Since 1971, NEPA has required federal agencies to study the environmental effects of “major federal actions significantly impacting the human environment.” Court rulings in the 1970s opened the floodgates for litigation and a cottage industry arose, consisting of lavishly funded environmental groups suing to stop virtually every pipeline, highway and export facility in the US over very minor omissions in Environmental Impact Statements (EISs) that can run into the thousands of pages. 

The “NEPA process” – shorthand for our permitting system – takes an average of 4.5 years to complete and requires tens of thousands of staff-hours just for agency employees processing the applications. This bottleneck deprives Americans of modern infrastructure, constricts the supply of energy and transportation, and also puts any transition to lower carbon energy sources hopelessly out of reach. 

Important legislative changes to the permitting process in the Fiscal Responsibility Act of 2023 include

– Empowering lead agencies 

– “Reasonably foreseeable” limitation on environmental impacts that must be studied 

– Guidance on alternatives that must be considered 

– Clearly defined statement of purpose and need for the federal action 

– Time limits and page limits for EISs and EAs 

– Project proponent can prepare their own EISs 

– New definition of “major federal action” 

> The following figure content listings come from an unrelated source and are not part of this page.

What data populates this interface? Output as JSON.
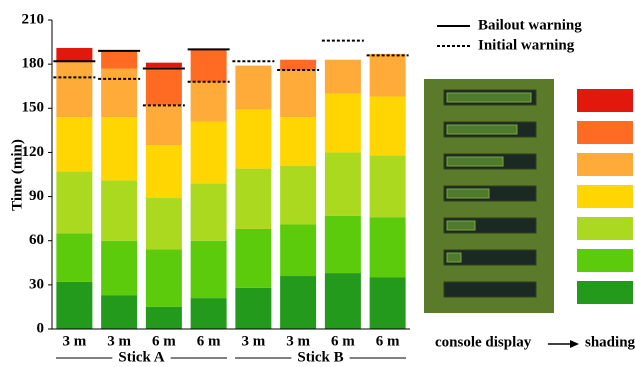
{
  "chart_data": {
    "type": "stacked_bar",
    "y_label": "Time (min)",
    "categories": [
      "3 m",
      "3 m",
      "6 m",
      "6 m",
      "3 m",
      "3 m",
      "6 m",
      "6 m"
    ],
    "groups": [
      {
        "label": "Stick A",
        "span": [
          0,
          3
        ]
      },
      {
        "label": "Stick B",
        "span": [
          4,
          7
        ]
      }
    ],
    "ylim": [
      0,
      210
    ],
    "yticks": [
      0,
      30,
      60,
      90,
      120,
      150,
      180,
      210
    ],
    "series": [
      {
        "color": "#239a1b",
        "values": [
          32,
          23,
          15,
          21,
          28,
          36,
          38,
          35
        ]
      },
      {
        "color": "#5ccb0c",
        "values": [
          33,
          37,
          39,
          39,
          40,
          35,
          39,
          41
        ]
      },
      {
        "color": "#abd920",
        "values": [
          42,
          41,
          35,
          39,
          41,
          40,
          43,
          42
        ]
      },
      {
        "color": "#ffd602",
        "values": [
          37,
          43,
          36,
          42,
          40,
          33,
          40,
          40
        ]
      },
      {
        "color": "#ffab3a",
        "values": [
          38,
          33,
          27,
          27,
          30,
          32,
          23,
          29
        ]
      },
      {
        "color": "#ff6b22",
        "values": [
          0,
          12,
          26,
          22,
          0,
          7,
          0,
          0
        ]
      },
      {
        "color": "#e3180c",
        "values": [
          9,
          0,
          3,
          0,
          0,
          0,
          0,
          0
        ]
      }
    ],
    "markers": [
      {
        "name": "Bailout warning",
        "style": "solid",
        "values": [
          182,
          189,
          177,
          190,
          null,
          null,
          null,
          null
        ]
      },
      {
        "name": "Initial warning",
        "style": "dotted",
        "values": [
          171,
          170,
          152,
          168,
          182,
          176,
          196,
          186
        ]
      }
    ],
    "panel_caption": "console display",
    "shading_caption": "shading"
  }
}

– Mining, offshore leases, and other Department of Interior issues 

 “The inclusion of permitting reforms in the debt ceiling legislation is a step towards addressing the inefficient systems that have hindered infrastructure development in the United States,” said Loyola. “The amendments to the National Environmental Policy Act aim to streamline the process by focusing on the lead agency, establishing a reasonably foreseeable standard for impacts, and limiting the alternatives that must be considered. These reforms offer a promising framework for balancing environmental stewardship with the need for modern infrastructure.”